# Boarding Stables in the fallbrook, Ca area, HELP?



## Skippy! (Dec 18, 2006)

Stoney Point Ranch in Chatsworth, CA! 

I used to go to highschool in Fallbrook, and I lived in Chatsworth. Its funny, because i moved FROM there to SC! LOL! I think it was about a 15 minute commute. They are right off of the 118 freeway.

Anyways, Stoney Point's board is something like 250 or 350 for stall board. They feed Alfalfa in the evening, and Oat/Timothy mix in the morning. No suppliments unless provided by owner. They have a GREAT amount of farriers coming through, and their Vet is awesome.
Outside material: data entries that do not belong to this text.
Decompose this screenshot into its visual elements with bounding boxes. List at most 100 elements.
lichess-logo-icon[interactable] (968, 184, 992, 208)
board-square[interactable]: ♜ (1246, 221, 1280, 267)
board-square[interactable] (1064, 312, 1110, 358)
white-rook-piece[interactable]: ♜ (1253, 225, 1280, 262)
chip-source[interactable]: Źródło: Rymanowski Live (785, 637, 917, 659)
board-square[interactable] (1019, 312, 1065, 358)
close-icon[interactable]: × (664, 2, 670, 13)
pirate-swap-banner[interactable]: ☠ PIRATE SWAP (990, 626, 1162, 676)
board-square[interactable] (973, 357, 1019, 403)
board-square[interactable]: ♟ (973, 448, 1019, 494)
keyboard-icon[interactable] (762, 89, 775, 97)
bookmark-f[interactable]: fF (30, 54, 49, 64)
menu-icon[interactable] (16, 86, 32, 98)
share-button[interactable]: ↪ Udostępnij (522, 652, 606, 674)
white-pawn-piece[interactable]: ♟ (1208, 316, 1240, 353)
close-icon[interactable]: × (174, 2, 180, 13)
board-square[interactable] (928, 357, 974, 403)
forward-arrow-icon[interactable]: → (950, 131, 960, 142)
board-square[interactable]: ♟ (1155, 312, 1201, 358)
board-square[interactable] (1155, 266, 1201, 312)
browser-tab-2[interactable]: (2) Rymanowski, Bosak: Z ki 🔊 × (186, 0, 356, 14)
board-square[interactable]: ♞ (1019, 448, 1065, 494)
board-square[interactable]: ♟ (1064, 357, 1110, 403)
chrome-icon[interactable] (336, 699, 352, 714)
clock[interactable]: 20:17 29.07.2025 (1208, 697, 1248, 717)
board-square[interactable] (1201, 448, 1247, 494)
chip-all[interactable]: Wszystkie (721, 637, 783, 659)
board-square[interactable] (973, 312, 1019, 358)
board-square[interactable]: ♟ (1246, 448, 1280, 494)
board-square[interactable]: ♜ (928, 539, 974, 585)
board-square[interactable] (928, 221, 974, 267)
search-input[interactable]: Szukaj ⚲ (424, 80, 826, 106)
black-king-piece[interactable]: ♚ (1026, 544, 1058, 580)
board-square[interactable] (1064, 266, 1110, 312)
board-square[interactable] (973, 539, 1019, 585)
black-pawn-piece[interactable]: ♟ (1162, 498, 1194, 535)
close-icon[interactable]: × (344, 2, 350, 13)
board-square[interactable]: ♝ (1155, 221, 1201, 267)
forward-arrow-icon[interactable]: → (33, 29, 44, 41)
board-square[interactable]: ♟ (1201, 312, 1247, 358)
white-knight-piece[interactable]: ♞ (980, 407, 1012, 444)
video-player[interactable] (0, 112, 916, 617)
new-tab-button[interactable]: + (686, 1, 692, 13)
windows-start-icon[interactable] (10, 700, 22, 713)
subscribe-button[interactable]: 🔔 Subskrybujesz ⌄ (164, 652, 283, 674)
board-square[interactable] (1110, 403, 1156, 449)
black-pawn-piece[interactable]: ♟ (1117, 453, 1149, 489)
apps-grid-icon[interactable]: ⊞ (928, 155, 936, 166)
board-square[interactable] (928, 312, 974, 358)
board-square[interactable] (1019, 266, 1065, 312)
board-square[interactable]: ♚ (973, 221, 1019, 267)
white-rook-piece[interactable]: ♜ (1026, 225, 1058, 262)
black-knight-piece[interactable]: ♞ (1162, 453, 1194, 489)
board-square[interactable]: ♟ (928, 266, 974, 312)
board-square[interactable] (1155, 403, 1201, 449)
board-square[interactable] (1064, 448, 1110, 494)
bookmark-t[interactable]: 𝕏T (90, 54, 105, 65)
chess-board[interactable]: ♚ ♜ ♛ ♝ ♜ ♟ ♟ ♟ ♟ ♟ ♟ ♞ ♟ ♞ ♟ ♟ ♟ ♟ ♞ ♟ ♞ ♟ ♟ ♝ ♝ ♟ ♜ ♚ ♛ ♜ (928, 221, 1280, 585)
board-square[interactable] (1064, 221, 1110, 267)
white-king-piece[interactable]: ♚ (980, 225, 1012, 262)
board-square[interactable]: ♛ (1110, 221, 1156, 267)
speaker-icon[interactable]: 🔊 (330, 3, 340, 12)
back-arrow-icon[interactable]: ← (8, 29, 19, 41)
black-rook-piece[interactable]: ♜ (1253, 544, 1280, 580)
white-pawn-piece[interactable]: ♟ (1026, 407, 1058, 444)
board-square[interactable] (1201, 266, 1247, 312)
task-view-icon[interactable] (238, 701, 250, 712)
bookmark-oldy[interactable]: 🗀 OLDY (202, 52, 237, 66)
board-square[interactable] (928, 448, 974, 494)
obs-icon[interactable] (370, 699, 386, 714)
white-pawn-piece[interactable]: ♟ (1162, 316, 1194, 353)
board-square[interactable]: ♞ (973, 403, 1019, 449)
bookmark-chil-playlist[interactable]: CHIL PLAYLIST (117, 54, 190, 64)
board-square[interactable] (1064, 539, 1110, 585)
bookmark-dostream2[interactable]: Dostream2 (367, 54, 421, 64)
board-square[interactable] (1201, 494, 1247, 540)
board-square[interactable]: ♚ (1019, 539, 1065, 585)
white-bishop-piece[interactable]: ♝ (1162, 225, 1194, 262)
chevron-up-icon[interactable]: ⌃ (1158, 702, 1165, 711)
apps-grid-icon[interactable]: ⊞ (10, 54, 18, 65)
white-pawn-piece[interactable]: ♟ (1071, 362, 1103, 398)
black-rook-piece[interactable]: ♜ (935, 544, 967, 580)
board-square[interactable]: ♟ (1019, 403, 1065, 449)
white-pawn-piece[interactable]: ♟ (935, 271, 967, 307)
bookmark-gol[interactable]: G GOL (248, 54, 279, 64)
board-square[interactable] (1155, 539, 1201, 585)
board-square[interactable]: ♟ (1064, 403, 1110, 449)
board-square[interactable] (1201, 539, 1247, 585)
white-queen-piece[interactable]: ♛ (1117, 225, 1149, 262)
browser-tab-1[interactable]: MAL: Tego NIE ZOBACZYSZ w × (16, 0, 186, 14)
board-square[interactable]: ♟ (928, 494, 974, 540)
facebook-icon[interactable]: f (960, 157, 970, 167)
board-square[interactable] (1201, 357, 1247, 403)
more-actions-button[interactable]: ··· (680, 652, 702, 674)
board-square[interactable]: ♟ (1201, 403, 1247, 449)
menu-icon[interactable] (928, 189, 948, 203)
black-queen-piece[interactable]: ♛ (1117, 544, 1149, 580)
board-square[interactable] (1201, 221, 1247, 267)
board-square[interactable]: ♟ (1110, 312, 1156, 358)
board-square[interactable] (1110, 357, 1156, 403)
They are also located close to some awesome trails (the "trails" start right outside their driveway, but they are the yuppie trails. Ask anyone on the ranch who trail rides, and they will ride with you to show you the trails)

PM me if your interested enough to get a phone number and see if you can secure yourself a slot there ^_^ Thats currently where my horses Skippy!, Jasmine, and Sweetie live! =) She may also be listed online. Just google Stoney Point Ranch Chatsworth CA. If you call her, tell her that Skippy!'s mom, Mary told you about it 

I know she is very popular because of the way she upkeeps the horses and the price, so you may want to call more sooner than later.

I have nothing but awesome things to say about that facility!


----------



## cowgurlskikass (Feb 23, 2009)

LOL, thanks. I'd love the phone #


----------



## Skippy! (Dec 18, 2006)

PM has been sent =)

Good luck on your move darlin! I know Jody, the owner, knows of a few long range haulers. She brought me a horse from California once =) She may be willing to give you some numbers of people who may be in your area around the time you move.

I cant imagine why you want to move to CA if you have horses XD it brought me nothing but grief! =)


----------